Abdulrasheed Akere Abdulkareem reports,
Abiodun Jamiu, a 400-Level student of Political Science and President of National Association of Campus Journalists (NACJ), Usmanu Danfodiyo University, Sokoto (UDUS) chapter, has facilitated a journalism talk on reinvigorating campus journalism in UDUS at the NACJ congress held at A134 lecture hall (FAIS Building) on 5th December 2021.
He spoke on the theme, ‘Investigative journalism, should it be a pal or pariah on campus. He conceptualised Investigative journalism as uncovering what someone is hiding for the purpose of public interest.
During the training session, he noted that any investigative journalist must be aiming at the public interest.
“An ideal investigative journalist report must be a feature story with uncovering of fact, digging for a fact, exposing crime for the interest of the general masses,” he said.

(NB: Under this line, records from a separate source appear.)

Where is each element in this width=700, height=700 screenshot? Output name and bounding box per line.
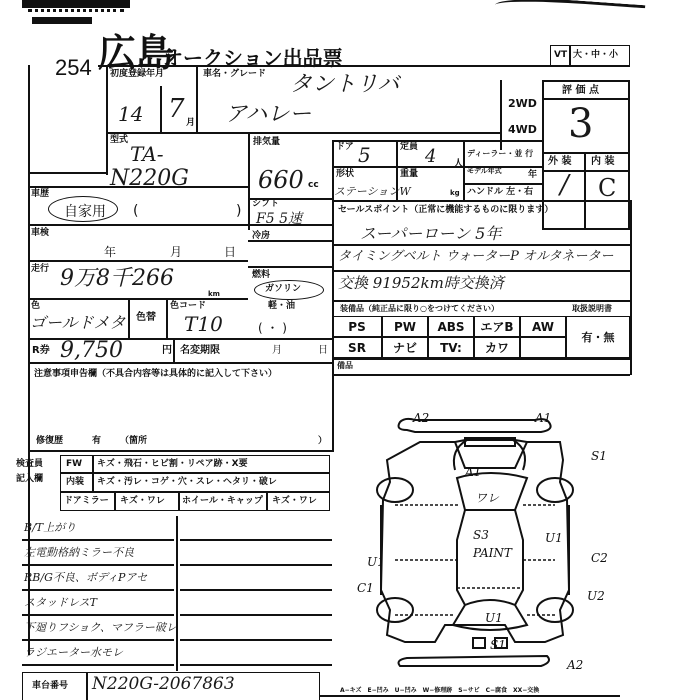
remark-line: 下廻りフショク、マフラー破レ [24,622,177,633]
remark-line: スタッドレスT [24,597,97,608]
size-box: VT 大・中・小 [550,45,630,67]
fw-label: FW [66,460,82,469]
sales-point-line-2: タイミングベルト ウォーターP オルタネーター [338,250,613,263]
name-grade-label: 車名・グレード [203,70,266,79]
score-label: 評 価 点 [562,86,599,96]
name-change-month: 月 [272,346,282,356]
wheel-label: ホイール・キャップ [182,497,263,506]
interior-value: C [598,176,616,200]
damage-mark: C1 [357,581,374,595]
name-change-day: 日 [318,346,328,356]
fuel-label: 燃料 [252,271,270,280]
remark-line: RB/G不良、ボディPアセ [24,572,147,583]
sales-point-label: セールスポイント（正常に機能するものに限ります） [338,206,553,215]
color-change-label: 色替 [136,313,156,323]
damage-mark: S3 [473,528,489,542]
equipment-cell: PS [332,316,382,337]
model-value: TA- [130,144,163,164]
barcode-bar [32,17,92,24]
color-value: ゴールドメタ [30,315,126,331]
shaken-year: 年 [104,246,116,258]
usage-value: 自家用 [64,201,106,221]
repair-location-label: （箇所 [120,437,147,446]
damage-mark: A1 [464,465,481,479]
damage-mark: S1 [591,449,607,463]
exterior-value: / [560,172,569,198]
mileage-unit: km [208,291,220,298]
chassis-label: 車台番号 [32,682,68,691]
damage-mark: U1 [545,531,563,545]
equipment-label: 装備品（純正品に限り○をつけてください） [340,305,499,313]
repair-paren-close: ） [318,437,327,446]
vehicle-name: タントリバ [290,74,399,96]
interior-inspect-label: 内装 [66,478,84,487]
fuel-other: 軽・油 [268,302,295,311]
name-change-label: 名変期限 [180,346,220,356]
damage-mark: C2 [591,551,608,565]
body-label: 形状 [336,170,354,179]
inspector-label-1: 検査員 [16,460,43,469]
displacement-label: 排気量 [253,138,280,147]
first-reg-value: 14 [118,104,143,124]
recycle-label: R券 [32,346,50,356]
body-value: ステーションW [334,186,411,197]
drive-4wd: 4WD [508,124,537,135]
damage-mark: U1 [367,555,385,569]
equipment-cell: ABS [428,316,474,337]
remark-line: ラジエーター水モレ [24,647,123,658]
shift-label: シフト [252,200,279,209]
capacity-unit: 人 [454,160,463,169]
damage-mark: A2 [412,411,429,425]
warranty-value: 有・無 [566,316,630,358]
vt-label: VT [554,51,567,60]
exterior-label: 外 装 [548,157,571,167]
barcode-digits [28,9,124,16]
car-diagram: A2A1S1A1ワレS3PAINTU1C1U1C2U2U1S1A2A2 [355,410,635,670]
month-unit: 月 [186,119,195,128]
weight-label: 重量 [400,170,418,179]
damage-mark: U2 [587,589,605,603]
recycle-unit: 円 [162,346,172,356]
score-value: 3 [568,104,593,144]
fuel-paren: ( ・ ) [258,322,287,334]
damage-mark: PAINT [472,546,513,560]
damage-mark: ワレ [475,491,500,505]
drive-2wd: 2WD [508,98,537,109]
shaken-label: 車検 [31,229,49,238]
displacement-value: 660 [258,168,304,192]
damage-mark: A2 [566,658,583,670]
notes-label: 注意事項申告欄（不具合内容等は具体的に記入して下さい） [34,370,277,379]
capacity-value: 4 [425,148,436,166]
sales-point-line-1: スーパーローン 5年 [360,226,501,242]
displacement-unit: cc [308,181,319,190]
barcode-strip [22,0,130,8]
warranty-label: 取扱説明書 [572,305,612,313]
lot-number: 254 [55,55,92,81]
chassis-value: N220G-2067863 [92,676,235,693]
mirror-label: ドアミラー [64,497,109,506]
shaken-month: 月 [170,246,182,258]
usage-paren-open: ( [133,204,138,218]
dealer-label: ディーラー・並 行 [467,150,533,158]
wheel-options: キズ・ワレ [272,497,317,506]
equipment-cell: カワ [474,337,520,358]
equipment-cell: エアB [474,316,520,337]
equipment-cell [520,337,566,358]
equipment-cell: TV: [428,337,474,358]
weight-unit: kg [450,190,460,197]
remark-line: B/T上がり [24,522,76,533]
equipment-cell: PW [382,316,428,337]
interior-label: 内 装 [591,157,614,167]
first-reg-label: 初度登録年月 [110,70,164,79]
main-top-border [98,65,630,67]
door-label: ドア [336,143,354,152]
model-label: 型式 [110,136,128,145]
scan-streak [495,0,646,22]
size-options: 大・中・小 [573,51,618,60]
mirror-options: キズ・ワレ [120,497,165,506]
equipment-grid: PSPWABSエアBAWSRナビTV:カワ有・無 [332,316,630,358]
damage-mark: A1 [534,411,551,425]
sales-point-line-3: 交換 91952km時交換済 [338,276,504,291]
fuel-selected: ガソリン [265,285,301,294]
model-year-unit: 年 [528,171,537,180]
mileage-label: 走行 [31,265,49,274]
accessories-label: 備品 [337,362,353,370]
vehicle-grade: アハレー [225,104,311,126]
usage-label: 車歴 [31,190,49,199]
color-code-label: 色コード [170,302,206,311]
form-left-border [28,65,30,655]
damage-mark: U1 [485,611,503,625]
recycle-value: 9,750 [60,340,123,362]
door-value: 5 [358,145,371,165]
inspector-label-2: 記入欄 [16,475,43,484]
mileage-value: 9万8千266 [60,268,174,290]
diagram-legend: A−キズ E−凹み U−凹み W−修理跡 S−サビ C−腐食 XX−交換 [340,685,539,694]
usage-paren-close: ) [236,204,241,218]
repair-history-value: 有 [92,437,101,446]
interior-options: キズ・汚レ・コゲ・穴・スレ・ヘタリ・破レ [97,478,277,487]
handle-label: ハンドル 左・右 [467,188,533,197]
model-year-label: モデル年式 [467,168,502,175]
color-code-value: T10 [184,314,223,334]
fw-options: キズ・飛石・ヒビ割・リペア跡・X要 [97,460,248,469]
capacity-label: 定員 [400,143,418,152]
equipment-cell: AW [520,316,566,337]
repair-history-label: 修復歴 [36,437,63,446]
first-reg-month: 7 [168,96,185,122]
damage-mark: S1 [490,638,506,652]
equipment-cell: ナビ [382,337,428,358]
equipment-cell: SR [332,337,382,358]
color-label: 色 [31,302,40,311]
remark-line: 左電動格納ミラー不良 [24,547,134,558]
shaken-day: 日 [224,246,236,258]
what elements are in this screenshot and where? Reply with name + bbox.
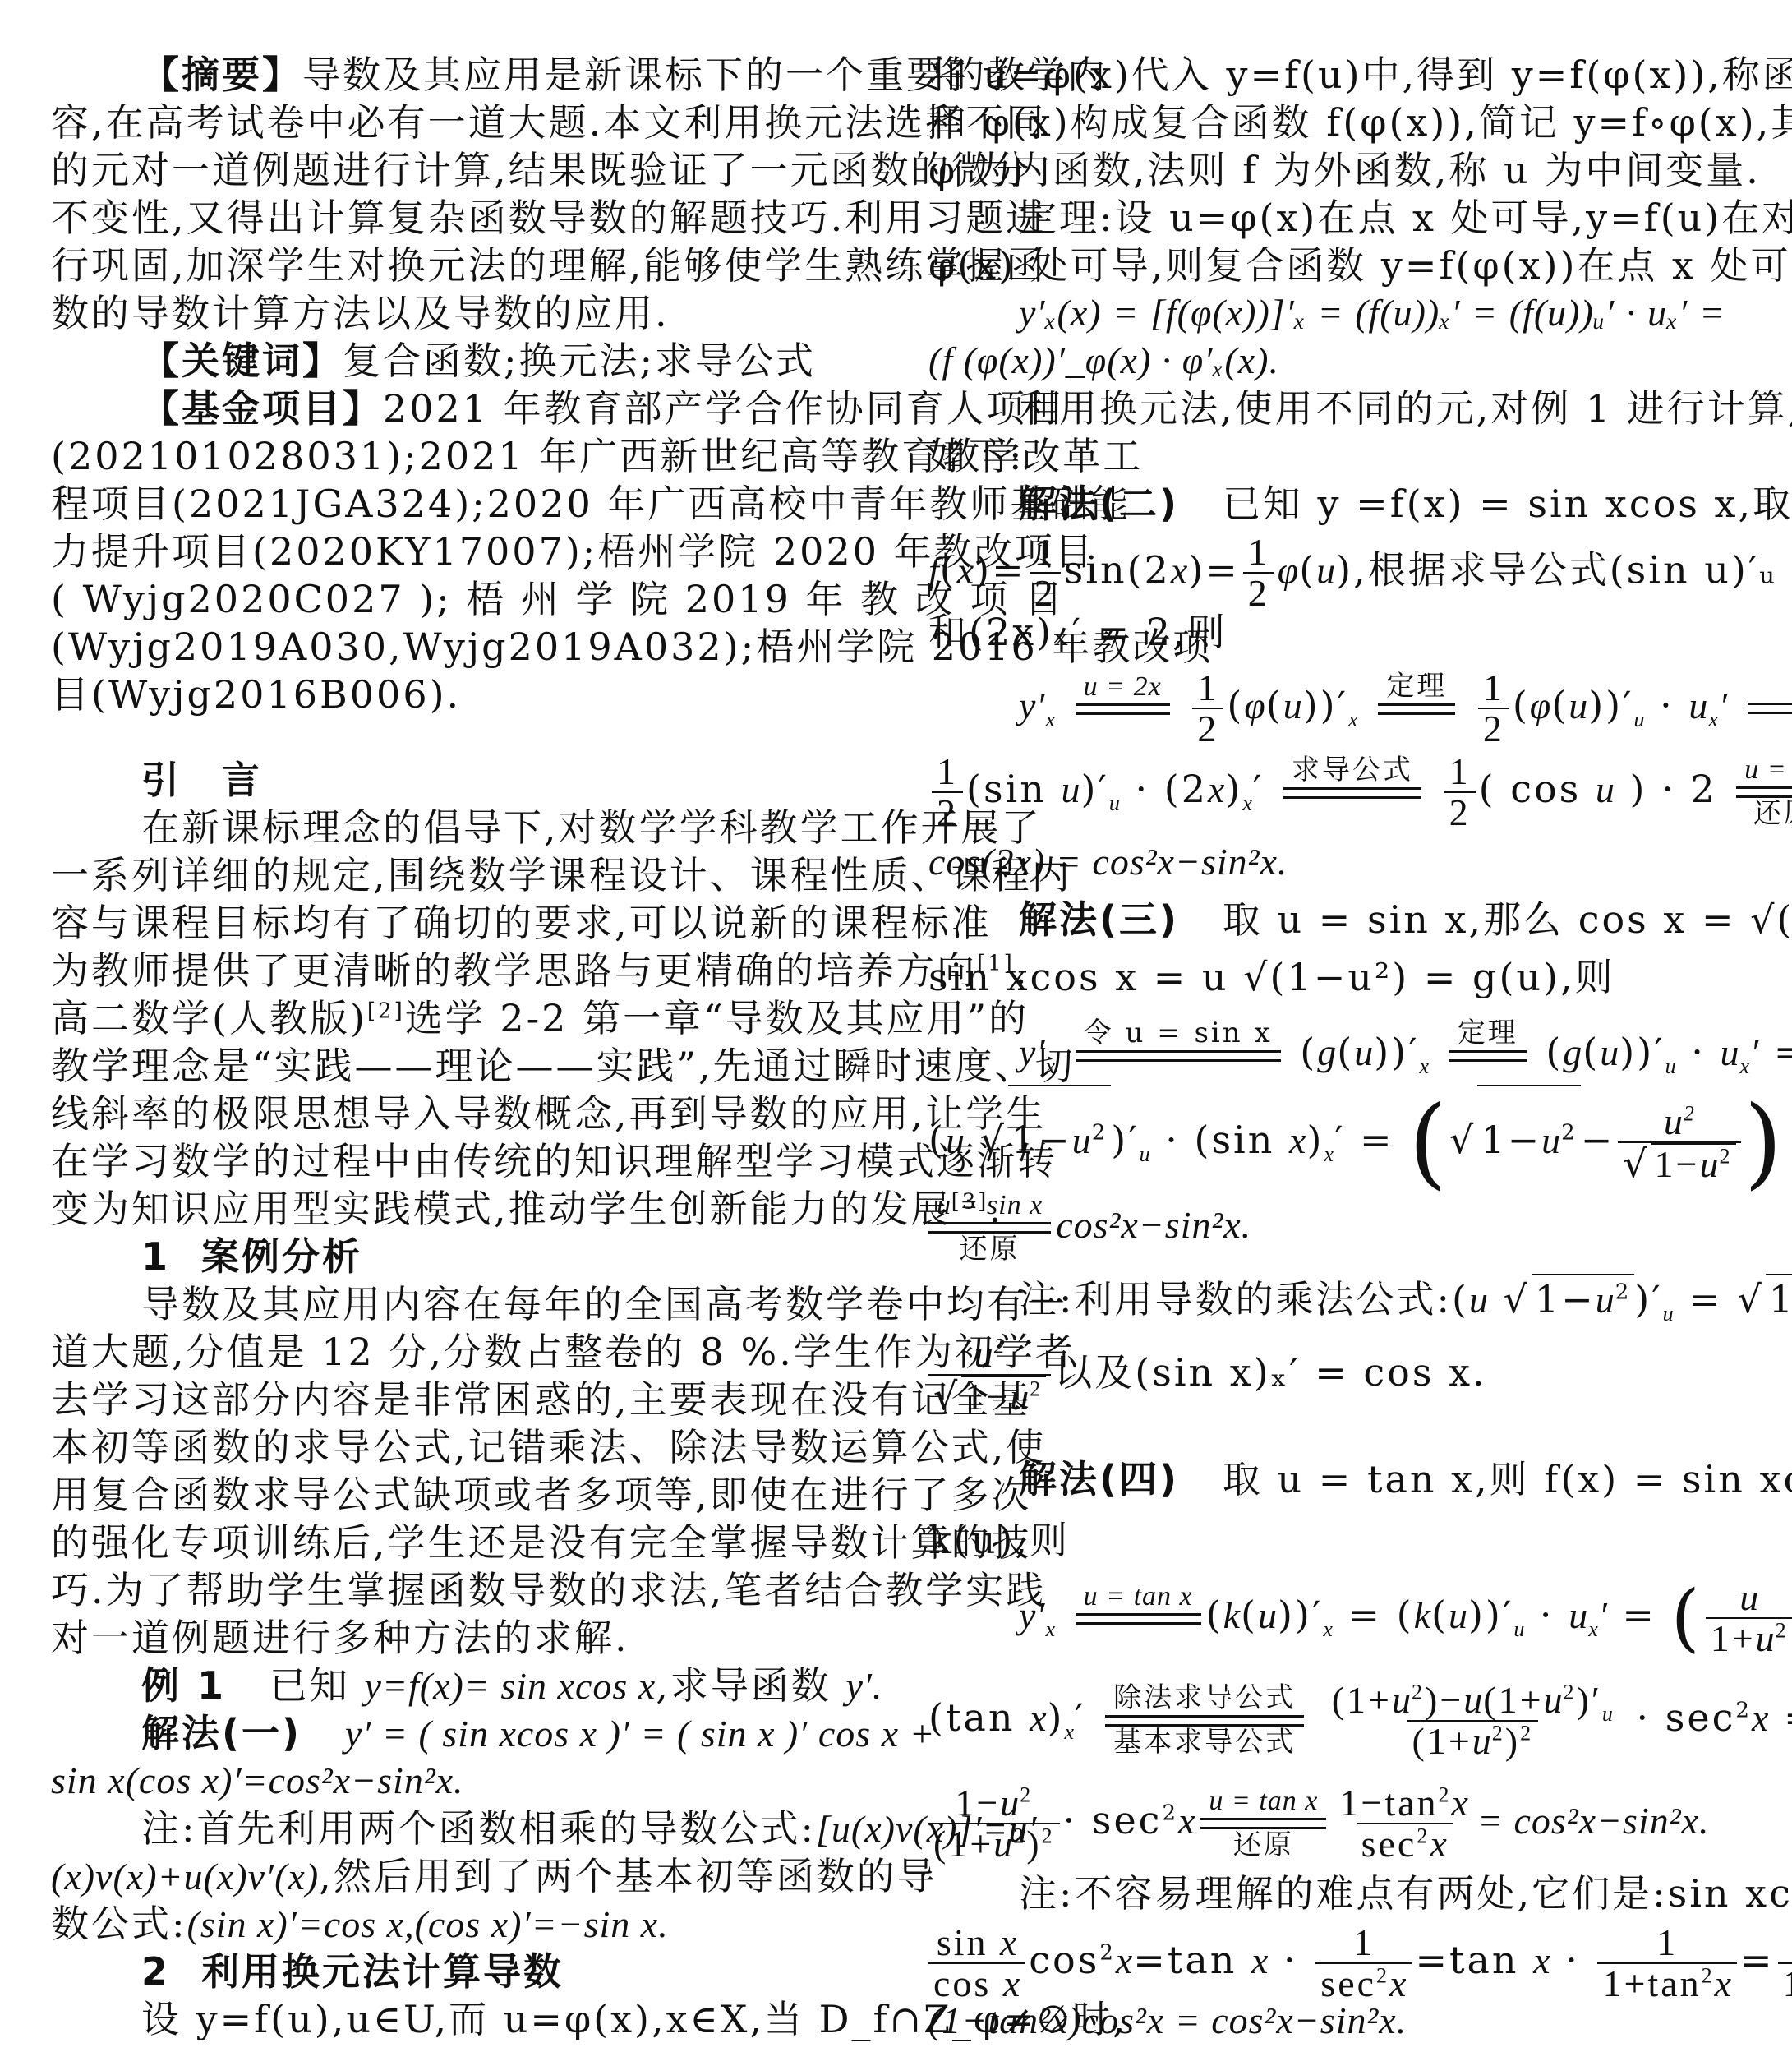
equals-arrow: u = tan x还原 — [1200, 1787, 1326, 1860]
solution-3-label: 解法(三) — [1019, 897, 1179, 942]
section-1-line-2: 道大题,分值是 12 分,分数占整卷的 8 %.学生作为初学者 — [51, 1328, 844, 1376]
funding-label: 【基金项目】 — [141, 386, 383, 431]
section-1-line-3: 去学习这部分内容是非常困惑的,主要表现在没有记全基 — [51, 1376, 844, 1423]
solution-4-line-2: k(u),则 — [928, 1516, 1725, 1564]
intro-line-1: 在新课标理念的倡导下,对数学学科教学工作开展了 — [51, 804, 844, 851]
abstract-line-3: 的元对一道例题进行计算,结果既验证了一元函数的微分 — [51, 146, 844, 194]
section-1-line-5: 用复合函数求导公式缺项或者多项等,即使在进行了多次 — [51, 1471, 844, 1519]
funding-line-5: ( Wyjg2020C027 ); 梧 州 学 院 2019 年 教 改 项 目 — [51, 575, 844, 623]
composite-line-2: 和 φ(x)构成复合函数 f(φ(x)),简记 y=f∘φ(x),其中法则 — [928, 99, 1725, 146]
solution-2-label: 解法(二) — [1019, 482, 1179, 526]
solution-3-line-1: 解法(三) 取 u = sin x,那么 cos x = √(1−sin²x) … — [928, 896, 1725, 943]
citation-2[interactable]: [2] — [367, 999, 405, 1024]
section-1-line-1: 导数及其应用内容在每年的全国高考数学卷中均有一 — [51, 1280, 844, 1328]
solution-3-chain-1: y′x 令 u = sin x (g(u))′x 定理 (g(u))′u · u… — [928, 1011, 1725, 1093]
abstract-line-4: 不变性,又得出计算复杂函数导数的解题技巧.利用习题进 — [51, 194, 844, 242]
example-1: 例 1 已知 y=f(x)= sin xcos x,求导函数 y′. — [51, 1662, 844, 1709]
note-4-line-3: (1−tan²x)cos²x = cos²x−sin²x. — [928, 1997, 1725, 2045]
solution-3-chain-2: (u √1−u2)′u · (sin x)x′ = (√1−u2−u2√1−u2… — [928, 1085, 1725, 1192]
section-1-line-8: 对一道例题进行多种方法的求解. — [51, 1614, 844, 1662]
intro-line-2: 一系列详细的规定,围绕数学课程设计、课程性质、课程内 — [51, 851, 844, 899]
theorem-formula-2: (f (φ(x))′_φ(x) · φ′ₓ(x). — [928, 337, 1725, 385]
solution-1-line-1: 解法(一) y′ = ( sin xcos x )′ = ( sin x )′ … — [51, 1709, 844, 1757]
note-1-line-1: 注:首先利用两个函数相乘的导数公式:[u(x)v(x)]′=u′ — [51, 1805, 844, 1852]
keywords-text: 复合函数;换元法;求导公式 — [343, 339, 816, 383]
solution-3-result: u = sin x还原cos²x−sin²x. — [928, 1187, 1725, 1261]
equals-arrow: u = 2x — [1076, 672, 1170, 745]
equals-arrow: 除法求导公式基本求导公式 — [1105, 1684, 1304, 1757]
solution-4-chain-1: y′x u = tan x(k(u))′x = (k(u))′u · ux′ =… — [928, 1570, 1725, 1660]
example-label: 例 1 — [141, 1663, 226, 1708]
funding-line-3: 程项目(2021JGA324);2020 年广西高校中青年教师基础能 — [51, 480, 844, 528]
section-2-line-1: 设 y=f(u),u∈U,而 u=φ(x),x∈X,当 D_f∩Z_φ≠∅时, — [51, 1995, 844, 2043]
intro-heading: 引 言 — [51, 756, 844, 804]
intro-line-5: 高二数学(人教版)[2]选学 2-2 第一章“导数及其应用”的 — [51, 994, 844, 1042]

According to him, “you have to go undercover to write a story. But it is not a must for your story to be undercover before It can be an investigative story. Undercover is when an investigative journalist employed or engaged in spying by joining the criminal squad or evildoers to expose the secret they are hiding for the public interest.”
He differentiated between investigative journalists and ordinary reporters, noting that ‘she said or he said journalists’ are the ordinary reporters known for covering every political event while investigative journalists always go on the risky story to search and obtain facts.
“Journalism is expensive while the journalist is poor because one has to spend his funds while working on a project but don’t be dissuade; your gain is coming soon,” he said
He added that the other names of investigative journalism are enterprise journalism, in-depth journalism, and project reporting.
He noted that every one of five W’s (who, what, why, where, when) and H (how), particularly ‘why’ as the basic elements in investigative reporting which are needed to be taken care of. He also said that investigative journalists’ stories must effect change and make an impact.
He asserted that a good journalist must have a nose for NEWS and he gave out some hints on how to get story ideas, noting that the trainees can localise issues happening in international countries, read widely enough on other media houses like Al-Jazeera.
He said: “There is a world outside the school you can write on, focusing on either terrorism, security, education, health or sport and you need to have a good, critical and patient editor as a good investigative journalist.”